Unlike several viral diseases where prior infection provides long-term protection, dengue reinfection with another serotype can sometimes trigger more severe illness, including haemorrhagic fever and shock syndrome.
India continues to witness recurrent outbreaks during monsoon and post-monsoon seasons, with hospitals frequently reporting severe febrile illness, platelet complications, and intensive care admissions.

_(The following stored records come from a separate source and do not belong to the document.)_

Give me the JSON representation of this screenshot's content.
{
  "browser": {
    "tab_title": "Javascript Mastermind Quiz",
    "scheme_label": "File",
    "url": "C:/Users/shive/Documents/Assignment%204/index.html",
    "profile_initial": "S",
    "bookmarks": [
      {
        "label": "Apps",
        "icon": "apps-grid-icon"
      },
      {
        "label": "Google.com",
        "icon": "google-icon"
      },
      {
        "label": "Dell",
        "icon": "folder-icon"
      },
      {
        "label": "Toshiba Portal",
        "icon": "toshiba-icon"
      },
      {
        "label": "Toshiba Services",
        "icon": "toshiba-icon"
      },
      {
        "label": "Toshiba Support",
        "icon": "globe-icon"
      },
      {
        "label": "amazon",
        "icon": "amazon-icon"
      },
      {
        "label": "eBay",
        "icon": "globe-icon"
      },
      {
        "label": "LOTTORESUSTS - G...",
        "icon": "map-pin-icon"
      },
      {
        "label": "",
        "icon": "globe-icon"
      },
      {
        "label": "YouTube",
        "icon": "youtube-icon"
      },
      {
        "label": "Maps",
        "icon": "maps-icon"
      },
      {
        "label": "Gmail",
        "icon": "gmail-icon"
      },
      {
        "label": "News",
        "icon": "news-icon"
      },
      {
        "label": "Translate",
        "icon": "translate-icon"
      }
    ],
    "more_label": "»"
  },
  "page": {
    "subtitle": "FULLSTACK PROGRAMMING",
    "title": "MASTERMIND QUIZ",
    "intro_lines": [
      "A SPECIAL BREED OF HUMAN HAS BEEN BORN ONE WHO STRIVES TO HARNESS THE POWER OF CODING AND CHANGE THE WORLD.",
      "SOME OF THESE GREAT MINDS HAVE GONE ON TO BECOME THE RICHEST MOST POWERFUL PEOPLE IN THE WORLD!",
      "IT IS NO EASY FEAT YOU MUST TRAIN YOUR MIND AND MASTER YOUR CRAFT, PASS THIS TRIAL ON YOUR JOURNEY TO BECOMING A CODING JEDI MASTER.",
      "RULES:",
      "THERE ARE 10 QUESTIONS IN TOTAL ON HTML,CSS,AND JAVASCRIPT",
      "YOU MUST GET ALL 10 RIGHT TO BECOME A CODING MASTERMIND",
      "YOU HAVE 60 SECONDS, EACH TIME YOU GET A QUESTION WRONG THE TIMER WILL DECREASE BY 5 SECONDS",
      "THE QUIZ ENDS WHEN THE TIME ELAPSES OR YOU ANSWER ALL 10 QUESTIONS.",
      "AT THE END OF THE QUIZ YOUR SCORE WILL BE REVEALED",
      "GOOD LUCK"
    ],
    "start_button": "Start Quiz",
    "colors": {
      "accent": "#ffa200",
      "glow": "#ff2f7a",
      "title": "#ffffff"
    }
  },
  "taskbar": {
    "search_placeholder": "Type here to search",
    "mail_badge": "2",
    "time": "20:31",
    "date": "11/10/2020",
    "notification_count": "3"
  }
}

Public health experts say changing rainfall patterns, rapid urbanisation, and poor vector control are also expanding mosquito breeding zones into newer areas.
Dr. Shukla warned that dengue is no longer confined to traditionally tropical regions. “Climate change and warming temperatures are changing mosquito ecology. Transmission is now being reported in regions previously considered unsuitable for dengue. Even parts of Europe are increasingly reporting dengue-related concerns,” he said.
At present, dengue treatment remains largely supportive, relying on hydration, monitoring, and early identification of warning signs.
Scientists believe that the development of targeted antiviral therapies could significantly reduce hospital burden, disease severity, and mortality.
Dr. Shukla noted translational research in dengue therapeutics has historically suffered because of limited commercial investment, especially in compounds lacking strong intellectual property potential.
However, he asserted that the current generation of molecules under development offers stronger possibilities for patentability and translational scalability. Funding support for the project has partly come from Blockchain for Impact (BFI), which is supporting the dengue monoclonal antibody initiative with nearly ₹1.6 crore.
Dr. Gaurav Singh, a psychiatrist and CEO at BFI, explained that the initiative was part of a broader effort to strengthen India’s biomedical innovation ecosystem and support diseases that disproportionately affect low- and middle-income countries.
According to Dr. Singh, the dengue project is in keeping with the Government’s vision of 'Go Local'. It reflects the need for India to reduce dependence on imported biomedical technologies and invest more deeply in indigenous scientific capability, he said. “One of the major reasons that dengue continues to be a serious public health challenge is that the disease is becoming more virulent, and it disproportionately affects poorer populations. We also believe India should reduce excessive dependence on Western medical technologies and build indigenous scientific capability,” Dr. Singh said.
He asserted that BFI supports selected scientific projects after evaluating their long-term public health relevance and translational potential.